Memento mori : On va tous mourir. Il y aurait, et c’est cela qui constituerait le classement social par groupes d’appartenances, d’un côté les œuvres d’art produisant un rappel à la mort chez celui qui les fréquente, de l’autre les activités qui, au contraire, nous en distraient ou plus loin encore, banalisent par la répétition et/ou la distance, la mort au point de la faire passer pour un événement, voire un événement parmi d’autres. Cette catégorie scinde la manière dont l’Histoire est traitée, relatée par les images. Certains y verraient une continuation de la répartition sociale médiévale car point n’est besoin d’être un fin connaisseur de sa propre mortalité pour effectuer les tâches de l’ouvrier agricole alors que les actions relatives au combat et à l’Église se fondent sur une conscience aiguë de la mortalité.

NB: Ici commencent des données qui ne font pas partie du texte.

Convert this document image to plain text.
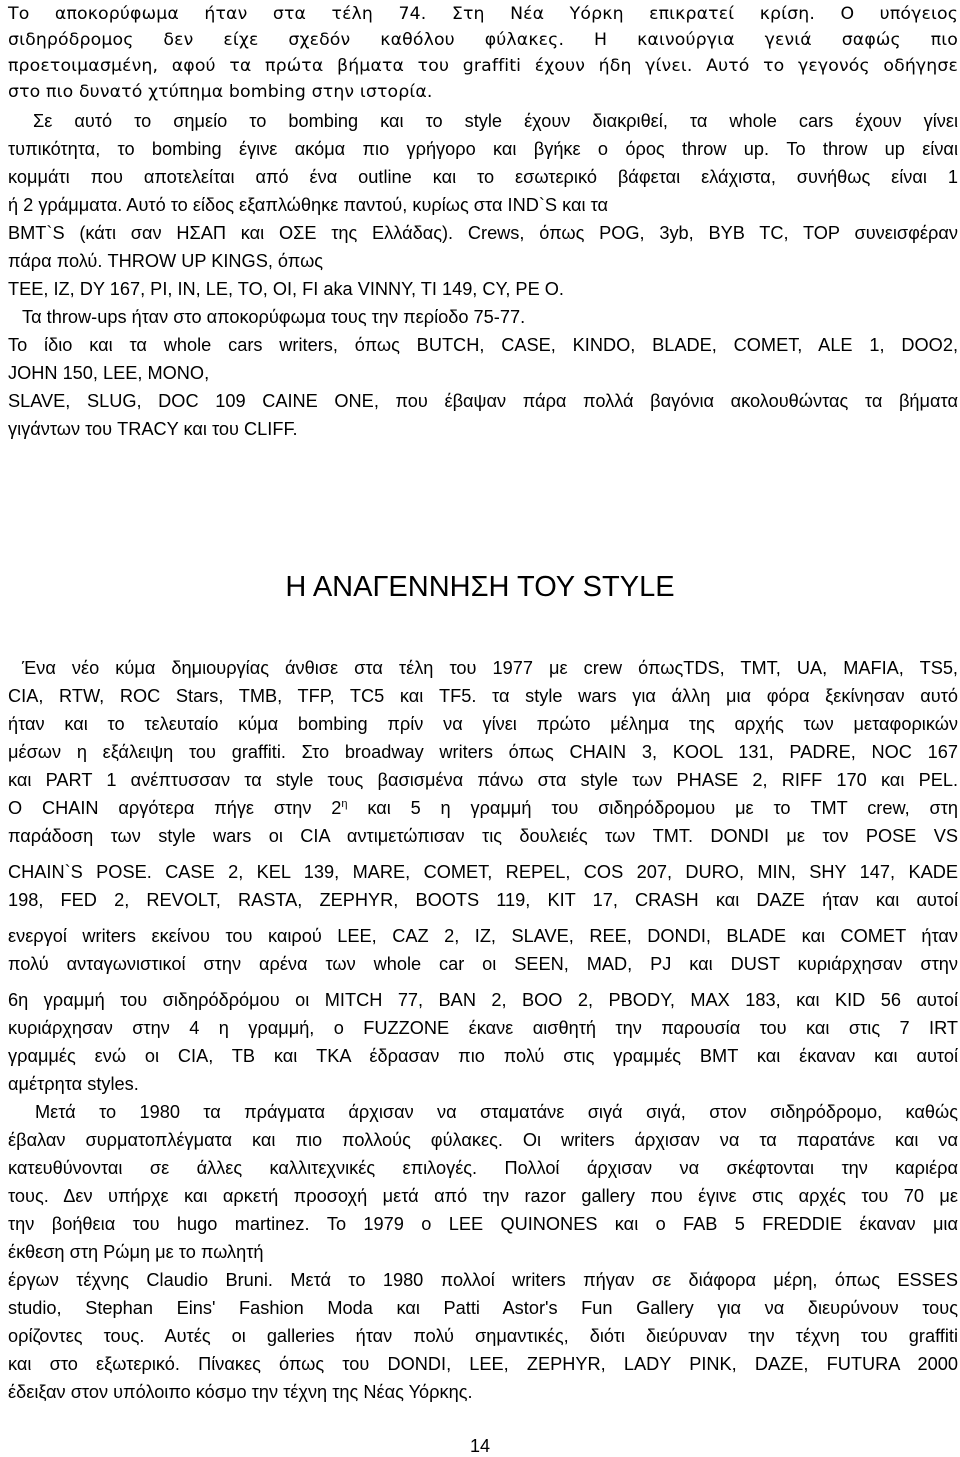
Το αποκορύφωμα ήταν στα τέλη 74. Στη Νέα Υόρκη επικρατεί κρίση. Ο υπόγειος

σιδηρόδρομος δεν είχε σχεδόν καθόλου φύλακες. Η καινούργια γενιά σαφώς πιο

προετοιμασμένη, αφού τα πρώτα βήματα του graffiti έχουν ήδη γίνει. Αυτό το γεγονός οδήγησε

στο πιο δυνατό χτύπημα bombing στην ιστορία.

Σε αυτό το σημείο το bombing και το style έχουν διακριθεί, τα whole cars έχουν γίνει

τυπικότητα, το bombing έγινε ακόμα πιο γρήγορο και βγήκε ο όρος throw up. Το throw up είναι

κομμάτι που αποτελείται από ένα outline και το εσωτερικό βάφεται ελάχιστα, συνήθως είναι 1

ή 2 γράμματα. Αυτό το είδος εξαπλώθηκε παντού, κυρίως στα IND`S και τα

BMT`S (κάτι σαν ΗΣΑΠ και ΟΣΕ της Ελλάδας). Crews, όπως POG, 3yb, BYB TC, TOP συνεισφέραν

πάρα πολύ. THROW UP KINGS, όπως

TEE, IZ, DY 167, PI, IN, LE, TO, OI, FI aka VINNY, TI 149, CY, PE O.

Τα throw-ups ήταν στο αποκορύφωμα τους την περίοδο 75-77.

Το ίδιο και τα whole cars writers, όπως BUTCH, CASE, KINDO, BLADE, COMET, ALE 1, DOO2,

JOHN 150, LEE, MONO,

SLAVE, SLUG, DOC 109 CAINE ONE, που έβαψαν πάρα πολλά βαγόνια ακολουθώντας τα βήματα

γιγάντων του TRACY και του CLIFF.

Η ΑΝΑΓΕΝΝΗΣΗ ΤΟΥ STYLE

Ένα νέο κύμα δημιουργίας άνθισε στα τέλη του 1977 με crew όπωςTDS, TMT, UA, MAFIA, TS5,

CIA, RTW, ROC Stars, TMB, TFP, TC5 και TF5. τα style wars για άλλη μια φόρα ξεκίνησαν αυτό

ήταν και το τελευταίο κύμα bombing πρίν να γίνει πρώτο μέλημα της αρχής των μεταφορικών

μέσων η εξάλειψη του graffiti. Στο broadway writers όπως CHAIN 3, KOOL 131, PADRE, NOC 167

και PART 1 ανέπτυσσαν τα style τους βασισμένα πάνω στα style των PHASE 2, RIFF 170 και PEL.

Ο CHAIN αργότερα πήγε στην $2^\eta$ και 5 η γραμμή του σιδηρόδρομου με το TMT crew, στη

παράδοση των style wars οι CIA αντιμετώπισαν τις δουλειές των TMT. DONDI με τον POSE VS

CHAIN`S POSE. CASE 2, KEL 139, MARE, COMET, REPEL, COS 207, DURO, MIN, SHY 147, KADE

198, FED 2, REVOLT, RASTA, ZEPHYR, BOOTS 119, KIT 17, CRASH και DAZE ήταν και αυτοί

ενεργοί writers εκείνου του καιρού LEE, CAZ 2, IZ, SLAVE, REE, DONDI, BLADE και COMET ήταν

πολύ ανταγωνιστικοί στην αρένα των whole car οι SEEN, MAD, PJ και DUST κυριάρχησαν στην

6η γραμμή του σιδηρόδρόμου οι MITCH 77, BAN 2, BOO 2, PBODY, MAX 183, και KID 56 αυτοί

κυριάρχησαν στην 4 η γραμμή, ο FUZZONE έκανε αισθητή την παρουσία του και στις 7 IRT

γραμμές ενώ οι CIA, TB και TKA έδρασαν πιο πολύ στις γραμμές BMT και έκαναν και αυτοί

αμέτρητα styles.

Μετά το 1980 τα πράγματα άρχισαν να σταματάνε σιγά σιγά, στον σιδηρόδρομο, καθώς

έβαλαν συρματοπλέγματα και πιο πολλούς φύλακες. Οι writers άρχισαν να τα παρατάνε και να

κατευθύνονται σε άλλες καλλιτεχνικές επιλογές. Πολλοί άρχισαν να σκέφτονται την καριέρα

τους. Δεν υπήρχε και αρκετή προσοχή μετά από την razor gallery που έγινε στις αρχές του 70 με

την βοήθεια του hugo martinez. Το 1979 ο LEE QUINONES και ο FAB 5 FREDDIE έκαναν μια

έκθεση στη Ρώμη με το πωλητή

έργων τέχνης Claudio Bruni. Μετά το 1980 πολλοί writers πήγαν σε διάφορα μέρη, όπως ESSES

studio, Stephan Eins' Fashion Moda και Patti Astor's Fun Gallery για να διευρύνουν τους

ορίζοντες τους. Αυτές οι galleries ήταν πολύ σημαντικές, διότι διεύρυναν την τέχνη του graffiti

και στο εξωτερικό. Πίνακες όπως του DONDI, LEE, ZEPHYR, LADY PINK, DAZE, FUTURA 2000

έδειξαν στον υπόλοιπο κόσμο την τέχνη της Νέας Υόρκης.

14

La pérennité des structures sociales a été montrée avec pertinence par Dewey (John Dewey, trad. P. Di Mascio, Reconstruction en philosophie, Gallimard, 2014) à propos de la pensée dualiste corps vs esprit permettant de perpétuer et de justifier la séparation du monde grec en homme libre vs esclave. Aujourd’hui, le néo-consommateur (anciens prolétaires enfin unis dans le marché) est nourri d’expériences sensibles lui permettant soit d’oublier sa mortalité, soit de la considérer comme un événement parmi d’autres (reproductible, moins important, moins cher qu’une pièce unique et définitive). Ainsi le spectacle représente la mort sans effets, parfois dans sa variante télévisuelle à peine la phrase « il est mort » est prononcée par le personnage témoin. Il en va ainsi de la plupart des séries et documents télévisés. Je prendrai l’exemple d’une série presque contemporaine à l’écriture de ce texte, The Mentalist (série télévisée en 151 épisodes de 42 minutes créée par Bruno Heller, diffusée entre le 23/09/2008 et le 18/02/2015 sur le réseau CBS aux États-Unis d’Amérique) et de son épisode du 4 mai 2014, Il Tavolo Bianco. Dans ce dernier, luttant contre des méchants (je simplifie à peine), les gentils sont amenés à en tuer, ainsi un tueur à gage est abattu au moment où il allait commettre son assassinat, « il est mort » n’est pas prononcé, aucun regard, aucun remord n’est formulé. (D’ailleurs, les gentils n’ « assassinent » jamais, ils « abattent » comme on abat les bêtes.) On est loin d’Antigone ! Ainsi tuer le tueur n’est pas tuer, ce qui est d’ailleurs le message récurrent de cette série très populaire et largement diffusée. La mort n’y est pas un point aveugle car l’ensemble du récit tourne autour, une farandole, pour nous en distraire, tel Hercule Poirot cherchant le coupable alors que seule la mort tue.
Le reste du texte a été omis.